Tuesday, October 04, 2005

Jabr Claims al-Zarqawi Losing Influence

Iraqi Prime Minister Bayan Jabr claims that al-Zarqawi's influence in Iraq is rapidly diminishing. While that may sound like good news, he is quick to point out that al-Zarqawi is being replaced in Iraq by other more high level al Qaeda leaders. He also reports that al-Zarqawi is being instructed to send insurgents into other countries, presumably those that are part of the coalition. (News 24: Zarqawi influence 'diminishing').

Of significance, however, are observations Jabr makes regarding areas that are not plagued by the insurgency. As he points out, coalition forces have since left those areas because there is no need for their presence. The areas are secure. Jabr said, "Nine governorates are completely calm, as if you're in Amman. There are no coalition forces in Karbala or in Najaf, for instance, because they enjoy security and calm."

He went on to say, "I urge those who call themselves 'resistance' to work with us to bring about stability so that the coalition forces can leave their areas and governorates."

There are two very important points that cannot be overlooked. First, the easiest way for the insurgents to get US and coalition forces out of Iraq is for them to stop the insurgency. The only reason we continue to have 136,000 troops there is because of the insurgency. But that really leads to the second point. The insurgents do not WANT the US to leave.

A stable Iraq, especially under the governance of a compromise constitution, is not their goal. In fact, a stable Iraq under any government is detrimental to the cause of these terrorists. What would benefit them the most is a lawless Iraq, similar to the environment they enjoyed for years in Afghanistan. It's in that type of environment that terrorist cells are able to flourish.
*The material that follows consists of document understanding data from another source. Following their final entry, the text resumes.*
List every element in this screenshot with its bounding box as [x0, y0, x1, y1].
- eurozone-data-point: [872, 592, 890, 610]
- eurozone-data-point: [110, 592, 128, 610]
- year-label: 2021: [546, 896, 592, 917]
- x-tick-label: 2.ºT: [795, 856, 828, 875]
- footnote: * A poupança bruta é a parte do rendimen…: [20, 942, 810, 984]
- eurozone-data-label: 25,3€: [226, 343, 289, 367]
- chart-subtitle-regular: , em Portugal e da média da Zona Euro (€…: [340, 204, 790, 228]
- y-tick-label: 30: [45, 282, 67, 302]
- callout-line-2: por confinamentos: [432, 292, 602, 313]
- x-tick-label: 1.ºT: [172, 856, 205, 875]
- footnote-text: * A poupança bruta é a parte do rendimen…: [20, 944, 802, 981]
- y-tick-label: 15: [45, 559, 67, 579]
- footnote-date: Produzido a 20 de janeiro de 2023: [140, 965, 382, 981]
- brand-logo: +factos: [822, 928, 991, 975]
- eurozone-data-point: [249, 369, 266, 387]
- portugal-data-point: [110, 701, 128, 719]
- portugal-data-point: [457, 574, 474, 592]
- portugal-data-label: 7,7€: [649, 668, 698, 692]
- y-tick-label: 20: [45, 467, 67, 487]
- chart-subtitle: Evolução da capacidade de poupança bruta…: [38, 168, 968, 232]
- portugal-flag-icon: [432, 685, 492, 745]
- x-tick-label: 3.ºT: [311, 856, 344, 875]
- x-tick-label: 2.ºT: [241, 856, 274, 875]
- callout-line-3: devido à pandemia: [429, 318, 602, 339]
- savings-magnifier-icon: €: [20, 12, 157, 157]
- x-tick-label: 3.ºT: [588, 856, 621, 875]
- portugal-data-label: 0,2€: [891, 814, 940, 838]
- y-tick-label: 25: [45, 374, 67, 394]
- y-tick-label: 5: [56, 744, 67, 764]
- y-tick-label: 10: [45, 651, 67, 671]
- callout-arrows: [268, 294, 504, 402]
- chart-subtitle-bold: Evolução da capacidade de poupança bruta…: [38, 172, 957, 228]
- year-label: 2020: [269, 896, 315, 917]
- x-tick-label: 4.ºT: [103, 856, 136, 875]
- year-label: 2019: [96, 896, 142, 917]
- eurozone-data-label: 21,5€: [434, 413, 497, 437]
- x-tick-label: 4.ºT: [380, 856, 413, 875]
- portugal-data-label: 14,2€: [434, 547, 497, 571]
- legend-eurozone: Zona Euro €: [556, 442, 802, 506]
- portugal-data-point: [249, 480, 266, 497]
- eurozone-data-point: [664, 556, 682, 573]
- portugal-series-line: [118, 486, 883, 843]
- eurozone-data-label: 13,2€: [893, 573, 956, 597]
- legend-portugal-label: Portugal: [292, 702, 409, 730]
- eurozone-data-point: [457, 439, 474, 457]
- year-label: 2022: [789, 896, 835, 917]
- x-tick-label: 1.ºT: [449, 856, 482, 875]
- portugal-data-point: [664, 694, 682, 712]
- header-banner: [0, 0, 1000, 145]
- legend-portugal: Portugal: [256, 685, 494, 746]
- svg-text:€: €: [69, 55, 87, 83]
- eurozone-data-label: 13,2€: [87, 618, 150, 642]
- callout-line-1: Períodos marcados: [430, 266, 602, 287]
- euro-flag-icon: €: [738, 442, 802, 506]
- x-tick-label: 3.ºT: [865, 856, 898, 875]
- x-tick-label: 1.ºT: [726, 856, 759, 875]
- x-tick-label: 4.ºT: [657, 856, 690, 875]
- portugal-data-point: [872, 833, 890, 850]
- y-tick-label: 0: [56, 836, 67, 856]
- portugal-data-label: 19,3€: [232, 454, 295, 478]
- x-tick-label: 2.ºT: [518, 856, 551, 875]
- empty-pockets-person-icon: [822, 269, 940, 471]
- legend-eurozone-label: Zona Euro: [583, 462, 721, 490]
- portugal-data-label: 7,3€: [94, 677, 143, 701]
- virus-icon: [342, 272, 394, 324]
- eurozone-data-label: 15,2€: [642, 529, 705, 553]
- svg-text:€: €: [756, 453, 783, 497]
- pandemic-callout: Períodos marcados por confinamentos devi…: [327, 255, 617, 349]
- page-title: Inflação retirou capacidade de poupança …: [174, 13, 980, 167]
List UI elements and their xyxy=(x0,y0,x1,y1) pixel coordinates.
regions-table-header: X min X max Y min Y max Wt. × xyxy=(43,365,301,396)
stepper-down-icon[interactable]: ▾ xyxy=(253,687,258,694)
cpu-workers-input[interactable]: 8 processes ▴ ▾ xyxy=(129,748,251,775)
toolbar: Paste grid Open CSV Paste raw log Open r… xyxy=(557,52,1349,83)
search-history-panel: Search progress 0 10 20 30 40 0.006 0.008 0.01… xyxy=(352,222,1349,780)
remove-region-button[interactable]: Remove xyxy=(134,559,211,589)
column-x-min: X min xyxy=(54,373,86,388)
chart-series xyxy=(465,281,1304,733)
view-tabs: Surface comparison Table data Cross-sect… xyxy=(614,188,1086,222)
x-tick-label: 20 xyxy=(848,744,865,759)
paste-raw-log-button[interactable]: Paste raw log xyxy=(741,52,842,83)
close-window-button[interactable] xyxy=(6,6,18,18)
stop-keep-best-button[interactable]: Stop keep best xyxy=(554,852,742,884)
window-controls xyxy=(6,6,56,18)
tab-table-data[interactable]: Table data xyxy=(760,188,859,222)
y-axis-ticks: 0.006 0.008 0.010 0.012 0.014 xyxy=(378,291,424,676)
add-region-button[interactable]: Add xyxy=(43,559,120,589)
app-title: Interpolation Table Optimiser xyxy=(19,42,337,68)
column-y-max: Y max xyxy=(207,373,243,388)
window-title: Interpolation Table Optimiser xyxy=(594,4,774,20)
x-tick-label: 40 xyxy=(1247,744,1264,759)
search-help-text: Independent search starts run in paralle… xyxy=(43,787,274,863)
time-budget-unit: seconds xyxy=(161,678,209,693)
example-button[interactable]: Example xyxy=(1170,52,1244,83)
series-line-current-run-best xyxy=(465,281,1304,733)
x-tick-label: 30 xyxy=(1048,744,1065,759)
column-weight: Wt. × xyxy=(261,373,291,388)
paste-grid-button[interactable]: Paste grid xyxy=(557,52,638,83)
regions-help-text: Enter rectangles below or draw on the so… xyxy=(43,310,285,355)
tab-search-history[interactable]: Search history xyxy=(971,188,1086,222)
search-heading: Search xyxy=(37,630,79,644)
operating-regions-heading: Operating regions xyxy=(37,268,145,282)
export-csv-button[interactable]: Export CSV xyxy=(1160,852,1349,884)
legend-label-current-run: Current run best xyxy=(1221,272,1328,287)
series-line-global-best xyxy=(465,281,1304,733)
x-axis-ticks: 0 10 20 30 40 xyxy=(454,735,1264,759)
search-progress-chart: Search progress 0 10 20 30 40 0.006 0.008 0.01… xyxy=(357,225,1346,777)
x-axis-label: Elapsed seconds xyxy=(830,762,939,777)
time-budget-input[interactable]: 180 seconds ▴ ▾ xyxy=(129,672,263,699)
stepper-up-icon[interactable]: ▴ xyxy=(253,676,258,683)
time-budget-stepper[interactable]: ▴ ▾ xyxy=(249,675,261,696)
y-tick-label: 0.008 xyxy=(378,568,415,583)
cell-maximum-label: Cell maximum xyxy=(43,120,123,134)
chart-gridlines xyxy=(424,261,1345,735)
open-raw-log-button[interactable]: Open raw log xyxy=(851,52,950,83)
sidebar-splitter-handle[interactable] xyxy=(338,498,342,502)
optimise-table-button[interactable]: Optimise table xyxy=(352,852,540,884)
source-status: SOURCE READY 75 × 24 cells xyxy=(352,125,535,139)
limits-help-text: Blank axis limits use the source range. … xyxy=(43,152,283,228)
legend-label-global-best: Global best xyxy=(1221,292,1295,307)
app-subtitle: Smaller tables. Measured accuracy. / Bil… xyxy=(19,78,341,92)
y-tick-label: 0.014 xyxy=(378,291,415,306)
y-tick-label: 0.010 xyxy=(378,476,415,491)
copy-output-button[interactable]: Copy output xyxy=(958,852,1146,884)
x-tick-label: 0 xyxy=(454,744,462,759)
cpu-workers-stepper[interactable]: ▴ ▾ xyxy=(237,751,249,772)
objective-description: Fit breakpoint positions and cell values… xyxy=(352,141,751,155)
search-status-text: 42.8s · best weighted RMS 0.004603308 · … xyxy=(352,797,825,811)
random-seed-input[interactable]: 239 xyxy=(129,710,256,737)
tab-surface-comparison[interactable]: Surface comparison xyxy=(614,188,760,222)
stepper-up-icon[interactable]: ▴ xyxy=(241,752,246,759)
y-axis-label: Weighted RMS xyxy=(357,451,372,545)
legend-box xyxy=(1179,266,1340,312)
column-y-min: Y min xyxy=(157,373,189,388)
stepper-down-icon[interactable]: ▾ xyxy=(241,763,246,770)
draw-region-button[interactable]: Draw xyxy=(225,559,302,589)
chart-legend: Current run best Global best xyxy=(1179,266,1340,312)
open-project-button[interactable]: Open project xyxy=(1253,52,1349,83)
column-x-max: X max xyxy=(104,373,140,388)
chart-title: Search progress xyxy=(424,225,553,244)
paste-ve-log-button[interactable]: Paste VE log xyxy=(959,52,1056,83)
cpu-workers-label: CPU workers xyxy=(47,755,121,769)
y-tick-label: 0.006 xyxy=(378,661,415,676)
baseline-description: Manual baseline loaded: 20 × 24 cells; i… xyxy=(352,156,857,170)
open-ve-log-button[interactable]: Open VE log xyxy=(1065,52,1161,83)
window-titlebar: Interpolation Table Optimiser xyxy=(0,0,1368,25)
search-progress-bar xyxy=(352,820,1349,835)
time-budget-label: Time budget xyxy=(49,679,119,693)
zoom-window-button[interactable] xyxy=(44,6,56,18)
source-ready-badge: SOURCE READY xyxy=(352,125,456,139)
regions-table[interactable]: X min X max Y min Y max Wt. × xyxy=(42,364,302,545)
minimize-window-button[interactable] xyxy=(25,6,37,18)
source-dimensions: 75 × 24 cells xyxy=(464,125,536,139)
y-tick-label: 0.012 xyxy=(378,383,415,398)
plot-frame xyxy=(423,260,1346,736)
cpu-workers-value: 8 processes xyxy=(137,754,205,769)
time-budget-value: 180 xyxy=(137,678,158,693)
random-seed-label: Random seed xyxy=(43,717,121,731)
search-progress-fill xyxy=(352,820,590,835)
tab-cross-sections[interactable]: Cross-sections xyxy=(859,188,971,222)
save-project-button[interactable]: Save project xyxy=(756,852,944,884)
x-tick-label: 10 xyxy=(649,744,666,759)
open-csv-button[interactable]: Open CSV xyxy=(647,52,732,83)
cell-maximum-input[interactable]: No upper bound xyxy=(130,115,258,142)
That more senior al Qaeda officials are entering Iraq and replacing al-Zarqawi is actually a good sign. It shows that the situation there is becoming critical for the insurgency. They are being driven into smaller and smaller pockets of control. Yes, their attacks are increasing, but that is having a backlash in the Arab world and in Iraq.

Human Rights Watch released a report on Monday accusing militant groups like al-Qaeda in Iraq, Ansar al-Sunna and the Islamic Army in Iraq as being "the biggest perpetrators of attacks against civilians". Fortunately, the rest of the Arab world and Iraqi's in general are taking notice. While they do not support US occupation, they are coming to realize that the insurgents are their true enemy. It's a major step in the right direction.

So Bayan Jabr is correct. The best way to free Iraq from US and coalition occupation is to end the insurgency. I'm increasingly confident that this will occur with the full cooperation of the Iraqi people.